WASHINGTON — Hawaii Congresswoman Tulsi Gabbard is demanding Gov. David Ige fire Bruce Anderson and Sarah Park, two top officials with the state Department of Health who have been leading the response to the growing coronavirus pandemic that so far has claimed the lives of six people in the islands.
Gabbard says both Anderson, who is the state’s director of health, and Park, the state epidemiologist, have put the lives of Hawaii’s residents at risk by their tepid approach to testing for COVID-19 in the community and slow action to contain the virus by delayed implementation of travel restrictions, quarantines and stay-at-home orders.
“Now, Anderson and Park are either grossly out of touch or extremely negligent,” Gabbard said in a video she posted on social media. “If they are allowed to continue, they will unnecessarily be putting the people of Hawaii in greater danger, which will certainly lead to more infections, greater suffering and deaths.”
The congresswoman says if Ige won’t fire Anderson and Park then he himself should resign and allow Lt. Gov. Josh Green, an emergency room doctor, to take over.
“I do not say this lightly,” Gabbard said, “but our lives and the lives of our loved ones are at stake, and I cannot remain silent.”
… by failing to take necessary actions to protect us from coronavirus. Latest example is their continued refusal to carry out most basic & effective policies to prevent spread of coronavirus: contact tracing, testing & isolation of those who’ve been in contact with the disease.
Gabbard made her announcement shortly before Ige held his regular daily press briefing. By doing so she inserted herself into an already politically fraught situation that has seen infighting at the highest levels between Ige, Green and others both in and out of government who are trying to contain the spread of the virus.

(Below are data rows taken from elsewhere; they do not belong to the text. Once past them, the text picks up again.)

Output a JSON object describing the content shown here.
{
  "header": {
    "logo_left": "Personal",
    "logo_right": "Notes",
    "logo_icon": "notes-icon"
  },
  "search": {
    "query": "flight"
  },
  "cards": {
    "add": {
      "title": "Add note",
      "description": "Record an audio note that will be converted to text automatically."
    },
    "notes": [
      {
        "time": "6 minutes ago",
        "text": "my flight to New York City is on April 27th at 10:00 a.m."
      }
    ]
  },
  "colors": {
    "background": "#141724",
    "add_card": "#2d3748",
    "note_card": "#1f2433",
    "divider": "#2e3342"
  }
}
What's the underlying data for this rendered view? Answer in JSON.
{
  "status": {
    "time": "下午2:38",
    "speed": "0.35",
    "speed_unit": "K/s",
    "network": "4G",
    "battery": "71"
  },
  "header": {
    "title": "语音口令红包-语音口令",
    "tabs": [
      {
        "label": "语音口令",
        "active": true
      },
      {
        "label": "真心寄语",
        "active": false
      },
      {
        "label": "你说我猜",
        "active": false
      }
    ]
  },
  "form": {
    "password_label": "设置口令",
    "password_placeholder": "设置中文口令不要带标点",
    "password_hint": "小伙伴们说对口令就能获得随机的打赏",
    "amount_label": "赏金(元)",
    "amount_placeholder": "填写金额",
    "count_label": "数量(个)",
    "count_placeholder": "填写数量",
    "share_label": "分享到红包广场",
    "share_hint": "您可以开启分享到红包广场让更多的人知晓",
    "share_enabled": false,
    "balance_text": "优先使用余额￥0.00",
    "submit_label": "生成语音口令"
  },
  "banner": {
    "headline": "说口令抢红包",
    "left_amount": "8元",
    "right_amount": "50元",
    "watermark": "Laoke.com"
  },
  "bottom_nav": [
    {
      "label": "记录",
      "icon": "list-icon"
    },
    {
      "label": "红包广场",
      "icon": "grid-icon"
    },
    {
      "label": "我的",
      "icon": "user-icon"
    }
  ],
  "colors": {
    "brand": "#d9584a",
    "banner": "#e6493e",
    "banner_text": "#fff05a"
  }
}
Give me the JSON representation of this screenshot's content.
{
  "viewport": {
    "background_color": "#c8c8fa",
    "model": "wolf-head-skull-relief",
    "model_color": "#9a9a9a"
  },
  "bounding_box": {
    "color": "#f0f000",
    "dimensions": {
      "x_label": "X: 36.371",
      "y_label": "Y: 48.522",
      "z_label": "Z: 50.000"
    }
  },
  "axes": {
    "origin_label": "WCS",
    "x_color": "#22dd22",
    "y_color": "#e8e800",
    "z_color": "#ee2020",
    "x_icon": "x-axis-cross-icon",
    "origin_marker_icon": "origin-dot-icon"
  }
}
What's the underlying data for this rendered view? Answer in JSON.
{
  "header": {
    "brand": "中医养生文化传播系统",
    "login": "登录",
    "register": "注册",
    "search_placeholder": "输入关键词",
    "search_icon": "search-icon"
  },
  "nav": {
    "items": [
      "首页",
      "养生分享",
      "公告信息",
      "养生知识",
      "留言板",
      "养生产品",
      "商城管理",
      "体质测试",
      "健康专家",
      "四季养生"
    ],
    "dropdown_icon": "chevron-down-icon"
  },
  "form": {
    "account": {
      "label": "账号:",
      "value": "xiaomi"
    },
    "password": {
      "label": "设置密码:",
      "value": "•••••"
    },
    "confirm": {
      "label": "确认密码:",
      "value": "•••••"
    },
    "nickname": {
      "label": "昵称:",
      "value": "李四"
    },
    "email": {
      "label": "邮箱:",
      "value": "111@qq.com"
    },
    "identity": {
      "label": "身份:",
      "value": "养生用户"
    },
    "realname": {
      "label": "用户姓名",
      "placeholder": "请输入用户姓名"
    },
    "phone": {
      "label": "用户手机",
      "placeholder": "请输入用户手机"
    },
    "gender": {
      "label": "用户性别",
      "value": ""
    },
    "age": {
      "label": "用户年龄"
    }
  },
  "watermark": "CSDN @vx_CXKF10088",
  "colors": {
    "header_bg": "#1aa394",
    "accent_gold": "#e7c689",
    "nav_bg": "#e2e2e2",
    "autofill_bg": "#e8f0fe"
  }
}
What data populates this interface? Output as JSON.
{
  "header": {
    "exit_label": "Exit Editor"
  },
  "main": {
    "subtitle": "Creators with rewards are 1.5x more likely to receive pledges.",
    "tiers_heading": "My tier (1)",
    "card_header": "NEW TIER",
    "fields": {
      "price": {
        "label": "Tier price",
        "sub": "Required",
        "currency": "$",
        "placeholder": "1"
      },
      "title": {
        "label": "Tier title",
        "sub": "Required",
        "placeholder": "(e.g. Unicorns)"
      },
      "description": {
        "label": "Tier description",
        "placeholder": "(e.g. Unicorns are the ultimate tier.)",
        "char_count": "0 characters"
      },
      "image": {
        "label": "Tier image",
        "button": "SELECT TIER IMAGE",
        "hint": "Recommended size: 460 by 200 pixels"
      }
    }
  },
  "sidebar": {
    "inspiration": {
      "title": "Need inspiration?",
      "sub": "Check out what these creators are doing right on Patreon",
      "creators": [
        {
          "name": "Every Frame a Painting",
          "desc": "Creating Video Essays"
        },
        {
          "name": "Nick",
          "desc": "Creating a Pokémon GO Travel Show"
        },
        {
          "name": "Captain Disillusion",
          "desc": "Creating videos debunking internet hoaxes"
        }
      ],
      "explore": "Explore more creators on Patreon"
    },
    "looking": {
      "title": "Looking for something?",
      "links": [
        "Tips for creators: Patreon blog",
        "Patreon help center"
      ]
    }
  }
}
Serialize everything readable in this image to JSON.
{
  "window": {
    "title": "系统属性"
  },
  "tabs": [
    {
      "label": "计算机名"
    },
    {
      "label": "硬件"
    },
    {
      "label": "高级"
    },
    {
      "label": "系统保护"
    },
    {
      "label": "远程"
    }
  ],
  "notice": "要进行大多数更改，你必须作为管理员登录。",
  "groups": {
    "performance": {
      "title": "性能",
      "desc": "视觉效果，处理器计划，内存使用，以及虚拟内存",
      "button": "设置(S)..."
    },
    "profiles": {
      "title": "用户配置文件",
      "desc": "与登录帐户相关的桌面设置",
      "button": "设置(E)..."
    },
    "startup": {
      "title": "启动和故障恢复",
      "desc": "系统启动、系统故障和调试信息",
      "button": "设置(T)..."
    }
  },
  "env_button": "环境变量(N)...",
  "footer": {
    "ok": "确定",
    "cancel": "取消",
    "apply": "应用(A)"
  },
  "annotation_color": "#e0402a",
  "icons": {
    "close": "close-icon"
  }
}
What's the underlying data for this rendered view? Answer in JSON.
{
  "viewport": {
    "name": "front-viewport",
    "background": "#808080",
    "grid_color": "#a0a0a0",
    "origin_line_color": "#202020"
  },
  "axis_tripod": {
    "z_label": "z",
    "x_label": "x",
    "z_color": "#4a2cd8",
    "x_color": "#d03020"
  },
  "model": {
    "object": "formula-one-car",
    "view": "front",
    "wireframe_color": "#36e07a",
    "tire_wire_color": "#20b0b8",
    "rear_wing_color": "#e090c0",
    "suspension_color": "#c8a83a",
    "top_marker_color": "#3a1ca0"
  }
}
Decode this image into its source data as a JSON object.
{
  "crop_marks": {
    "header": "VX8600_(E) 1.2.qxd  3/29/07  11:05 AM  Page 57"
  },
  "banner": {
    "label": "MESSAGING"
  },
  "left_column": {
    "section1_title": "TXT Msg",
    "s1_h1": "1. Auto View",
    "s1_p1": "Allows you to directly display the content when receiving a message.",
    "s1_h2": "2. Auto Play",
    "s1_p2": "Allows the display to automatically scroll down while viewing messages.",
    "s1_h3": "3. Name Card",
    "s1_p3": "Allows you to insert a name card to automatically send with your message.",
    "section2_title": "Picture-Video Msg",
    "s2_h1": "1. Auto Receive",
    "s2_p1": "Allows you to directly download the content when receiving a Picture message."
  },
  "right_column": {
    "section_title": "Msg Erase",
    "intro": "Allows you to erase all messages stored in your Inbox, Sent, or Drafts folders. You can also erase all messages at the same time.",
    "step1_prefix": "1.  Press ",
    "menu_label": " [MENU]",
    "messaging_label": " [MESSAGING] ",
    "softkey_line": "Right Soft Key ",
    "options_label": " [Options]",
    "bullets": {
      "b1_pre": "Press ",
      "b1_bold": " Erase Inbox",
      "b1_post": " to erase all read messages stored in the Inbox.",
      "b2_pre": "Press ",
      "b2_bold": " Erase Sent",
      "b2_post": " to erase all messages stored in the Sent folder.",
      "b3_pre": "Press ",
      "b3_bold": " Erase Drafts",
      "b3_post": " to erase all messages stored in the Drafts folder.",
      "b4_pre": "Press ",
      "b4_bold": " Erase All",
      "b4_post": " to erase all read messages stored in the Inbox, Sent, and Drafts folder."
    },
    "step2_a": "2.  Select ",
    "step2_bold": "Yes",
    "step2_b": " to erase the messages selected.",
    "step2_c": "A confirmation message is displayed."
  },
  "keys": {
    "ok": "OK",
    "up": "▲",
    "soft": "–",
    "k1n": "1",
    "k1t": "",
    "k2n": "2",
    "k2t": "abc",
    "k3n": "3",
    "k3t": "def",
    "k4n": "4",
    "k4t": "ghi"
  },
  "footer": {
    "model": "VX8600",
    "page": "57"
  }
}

Green, who is planning to run for governor in 2022, has not been shy about criticizing the health department’s approach to COVID-19 testing. He’s argued repeatedly that the state needs to be more aggressive so that it can find out just how prevalent the virus is in the islands and mount a better response.
Both Anderson and Park disagree and have taken a more conservative approach to testing only those individuals who display serious symptoms even though asymptomatic carriers can pass the virus on to others.
Anderson and Green said Wednesday that asymptomatic people who had close contact with someone who had tested positive would now be tested.
Green has been a frequent guest in Gabbard’s telephone town halls to give constituents the latest developments about the outbreak. And like him, the congresswoman believes more testing is needed to understand the full scope of the problem on the islands so that it can be contained.
When Ige was asked about Gabbard’s demands during Wednesday’s press briefing, he defended both Anderson and Park while proclaiming that Hawaii was somehow better off than the rest of the country.
“I have full faith and confidence in Dr. Anderson and Dr. Sarah Park and the entire team at the Department of Health,” Ige said.
“If you look at the statistics of what is happening here in Hawaii, we are outperforming virtually every state in the country. We have the situation under control. We have sufficient health care facilities and equipment, so it’s interesting that she would make that comment.”
Anderson also dismissed Gabbard’s comments when asked to respond.
“She has her own opinions, I respect those and (have) no comment,” he said.
In an interview with Civil Beat Wednesday, Green said he did not want to address the congresswoman’s statements.